O professor Zimmer recebe uma carta da esposa de Hector Mann que desaparecera de forma misteriosa, em 1929, causando um grande bochicho em Hollywood, onde todos pensavam que ele estava morto até que o esqueceram de vez. A carta descreve que o ator leu seu trabalho e deseja conhecer o homem que escreveu sobre sua vida antes de sua morte. A princípio essa carta não foi levada a sério pelo professor.
Só que mais tarde ele se viu em uma situação curiosa quando recebeu a visita de uma jovem chamada Alma, criada na fazenda no Novo México onde Hector Mann vivera secretamente, nos últimos cinquenta anos. Ela ainda fazia filmes, e veio buscar o Professor Zimmer em sua casa.
Alma leva o professor Zimmer para essa fazenda na busca de um maior entendimento da vida de Hector Mann, sua esposa desconhecida e suas obras perdidas. A partir desse momento, a história começa a pegar ritmo e aumentar em complexidade. É como se a história anterior fosse apenas um prólogo para os eventos reais agora a serem revelados.

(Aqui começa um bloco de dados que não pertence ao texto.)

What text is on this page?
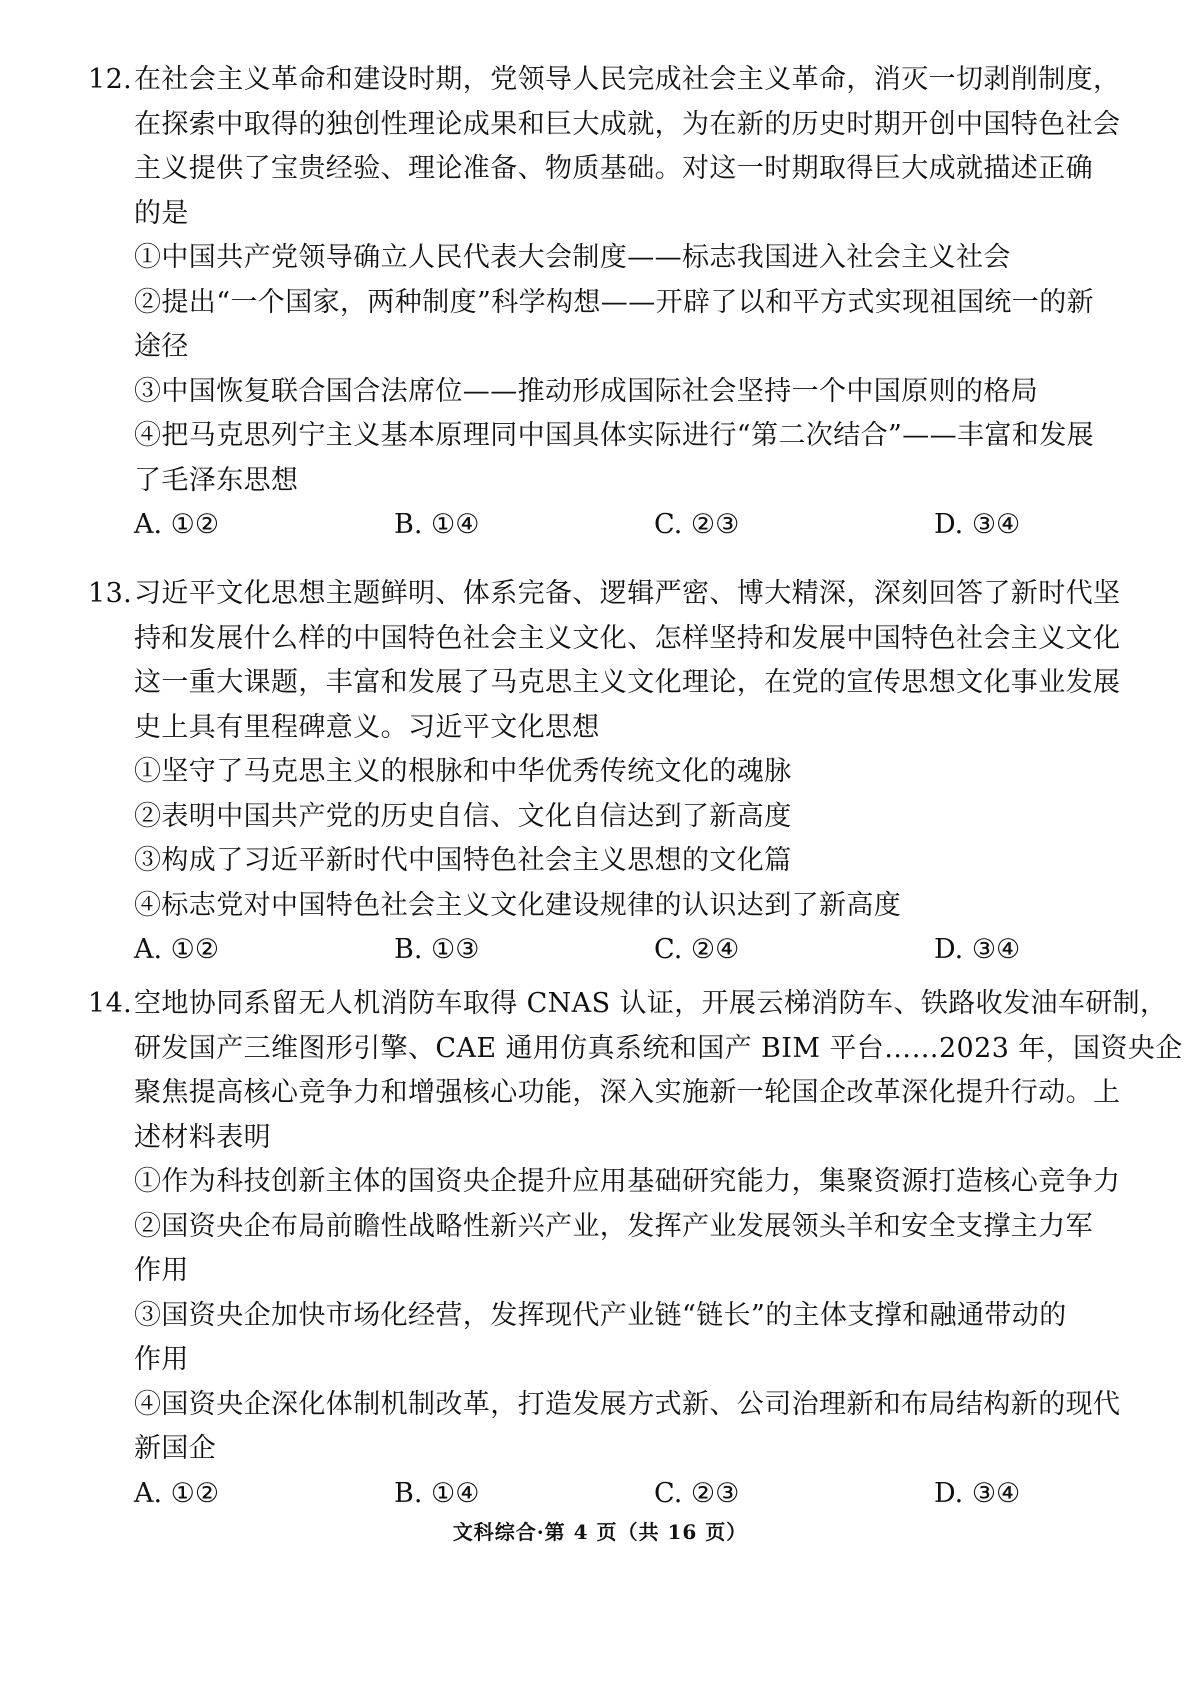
12.在社会主义革命和建设时期，党领导人民完成社会主义革命，消灭一切剥削制度，
在探索中取得的独创性理论成果和巨大成就，为在新的历史时期开创中国特色社会
主义提供了宝贵经验、理论准备、物质基础。对这一时期取得巨大成就描述正确
的是
①中国共产党领导确立人民代表大会制度——标志我国进入社会主义社会
②提出“一个国家，两种制度”科学构想——开辟了以和平方式实现祖国统一的新
途径
③中国恢复联合国合法席位——推动形成国际社会坚持一个中国原则的格局
④把马克思列宁主义基本原理同中国具体实际进行“第二次结合”——丰富和发展
了毛泽东思想
A. ①②	B. ①④	C. ②③	D. ③④
13.习近平文化思想主题鲜明、体系完备、逻辑严密、博大精深，深刻回答了新时代坚
持和发展什么样的中国特色社会主义文化、怎样坚持和发展中国特色社会主义文化
这一重大课题，丰富和发展了马克思主义文化理论，在党的宣传思想文化事业发展
史上具有里程碑意义。习近平文化思想
①坚守了马克思主义的根脉和中华优秀传统文化的魂脉
②表明中国共产党的历史自信、文化自信达到了新高度
③构成了习近平新时代中国特色社会主义思想的文化篇
④标志党对中国特色社会主义文化建设规律的认识达到了新高度
A. ①②	B. ①③	C. ②④	D. ③④
14.空地协同系留无人机消防车取得 CNAS 认证，开展云梯消防车、铁路收发油车研制，
研发国产三维图形引擎、CAE 通用仿真系统和国产 BIM 平台……2023 年，国资央企
聚焦提高核心竞争力和增强核心功能，深入实施新一轮国企改革深化提升行动。上
述材料表明
①作为科技创新主体的国资央企提升应用基础研究能力，集聚资源打造核心竞争力
②国资央企布局前瞻性战略性新兴产业，发挥产业发展领头羊和安全支撑主力军
作用
③国资央企加快市场化经营，发挥现代产业链“链长”的主体支撑和融通带动的
作用
④国资央企深化体制机制改革，打造发展方式新、公司治理新和布局结构新的现代
新国企
A. ①②	B. ①④	C. ②③	D. ③④
文科综合·第 4 页（共 16 页）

As linhas narrativas são multifacetadas. Como assim? Perguntaria o leitor sobre esta resenha. Auster cria Zimmer para narrar à história de Hector através de Alma. Vemos a vida de Hector dita por Alma através de Zimmer e, finalmente, através de Paul Auster como autor. Duas histórias diferentes: a história de Alma e Zimmer e a história de Hector. E, finalmente, tudo isso é Zimmer no retrovisor olhando para trás.
Fico por aqui. Deixo para os peritos em simbolismos e imagens a missão de desembalar as ideias contidas na história que Paul Auster teceu em sua obra. Grande parte do elemento fantástico está embutida a ponto de sentirmos esticar a nossa imaginação dentro do possível.
A identidade, a memória, o amor, a morte, a verdade, a arte e a vida, todos esses elementos giram em torno do “Livro das Ilusões”. O livro encontra-se esgotado. Por isso recomenda-se comprar em www.estantevirtual.com.br.
“O Livro das Ilusões” merece ser lido. Considero um dos melhores de Paul Auster. A história é feita por um autor que domina plenamente a arte da escrita. Um livro que, com certeza, merece um lugar em sua estante.